If modifications can occur at any point in the list, how should the enumeration behave when elements are removed or added near or on the location of the enumeration's current element?
This is certainly doable by creating a custom IEnumerable object with perhaps an integer index, but only if you can control all access to your IList<> object (for locking and maintaining the state of your enumeration). But multithreaded programming is a tricky business under the best of circumstances, and this is a complex probablem.
Forech depends on the fact that the collection will not change. If you want to iterate over a collection that can change, use the normal for construct and be prepared to nondeterministic behavior. Locking might be a better idea, depending on what you're doing.
Default behavior for a simple indexed data structure like a linked list, b-tree, or hash table is to enumerate in order from the first to the last. It would not cause a problem to insert an element in the data structure after the iterator had already past that point or to insert one that the iterator would enumerate once it had arrived, and such an event could be detected by the application and handled if the application required it. To detect a change in the collection and throw an error during enumeration I could only imagine was someone's (bad) idea of doing what they thought the programmer would want. Indeed, Microsoft has fixed their collections to work correctly. They have called their shiny new unbroken collections ConcurrentCollections (System.Collections.Concurrent) in .NET 4.0.

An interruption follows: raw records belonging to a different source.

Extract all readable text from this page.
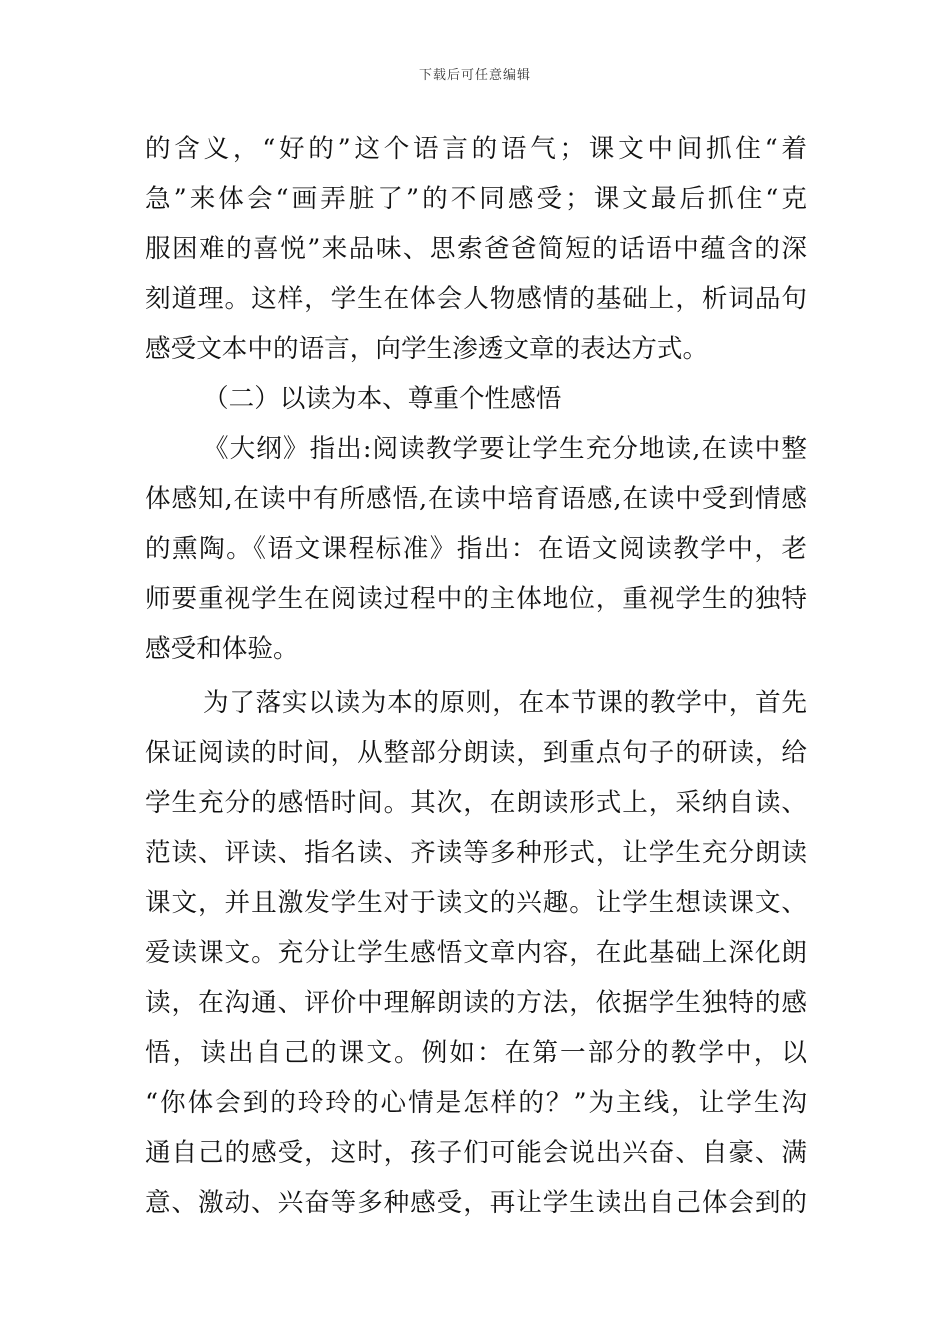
下载后可任意编辑
的含义，“好的”这个语言的语气；课文中间抓住“着
急”来体会“画弄脏了”的不同感受；课文最后抓住“克
服困难的喜悦”来品味、思索爸爸简短的话语中蕴含的深
刻道理。这样，学生在体会人物感情的基础上，析词品句
感受文本中的语言，向学生渗透文章的表达方式。
（二）以读为本、尊重个性感悟
《大纲》指出:阅读教学要让学生充分地读,在读中整
体感知,在读中有所感悟,在读中培育语感,在读中受到情感
的熏陶。《语文课程标准》指出：在语文阅读教学中，老
师要重视学生在阅读过程中的主体地位，重视学生的独特
感受和体验。
为了落实以读为本的原则，在本节课的教学中，首先
保证阅读的时间，从整部分朗读，到重点句子的研读，给
学生充分的感悟时间。其次，在朗读形式上，采纳自读、
范读、评读、指名读、齐读等多种形式，让学生充分朗读
课文，并且激发学生对于读文的兴趣。让学生想读课文、
爱读课文。充分让学生感悟文章内容，在此基础上深化朗
读，在沟通、评价中理解朗读的方法，依据学生独特的感
悟，读出自己的课文。例如：在第一部分的教学中，以
“你体会到的玲玲的心情是怎样的？”为主线，让学生沟
通自己的感受，这时，孩子们可能会说出兴奋、自豪、满
意、激动、兴奋等多种感受，再让学生读出自己体会到的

I recently spend some time multip-threading a large application and had a lot of issues with the foreach operating on list of objects shared across threads.
In many cases you can use the good old for-loop and immediately assign the object to a copy to use inside the loop. Just keep in mind that all threads writing to the objects of your list should write to different data of the objects. Otherwise, use a lock or a copy as the other contributors suggest.
Example:
foreach(var p in Points)
{
// work with p...
}
Can be replaced by:
for(int i = 0; i < Points.Count; i ++)
{
Point p = Points[i];
// work with p...
}
Wrap the list in a locking object for reading and writing. You can even iterate with multiple readers at once if you have a suitable lock, that allows multiple concurrent readers but also a single writer (when there are no readers).
This is something that I've recently had to deal with and to me it really depends on what you're doing with the list.
If you need to use the list at a point in time (given the number of elements currently in it) AND another thread can only ADD to the end of the list, then maybe you just switch out to a FOR loop with a counter. At the point you grab the counter, you're only seeing X numbers of elements in the list. You can walk through the list (while others are adding to the end of it) . . . should not cause a problem.
Now, if the list needs to have items taken OUT of it by other threads, or CLEARED by other threads, then you'll need to implement one of the locking mechanisms mentioned above. Also, you may want to look at some of the newer "concurrent" collection classes (though I don't believe they implement IList - so you may need refactor for a dictionary).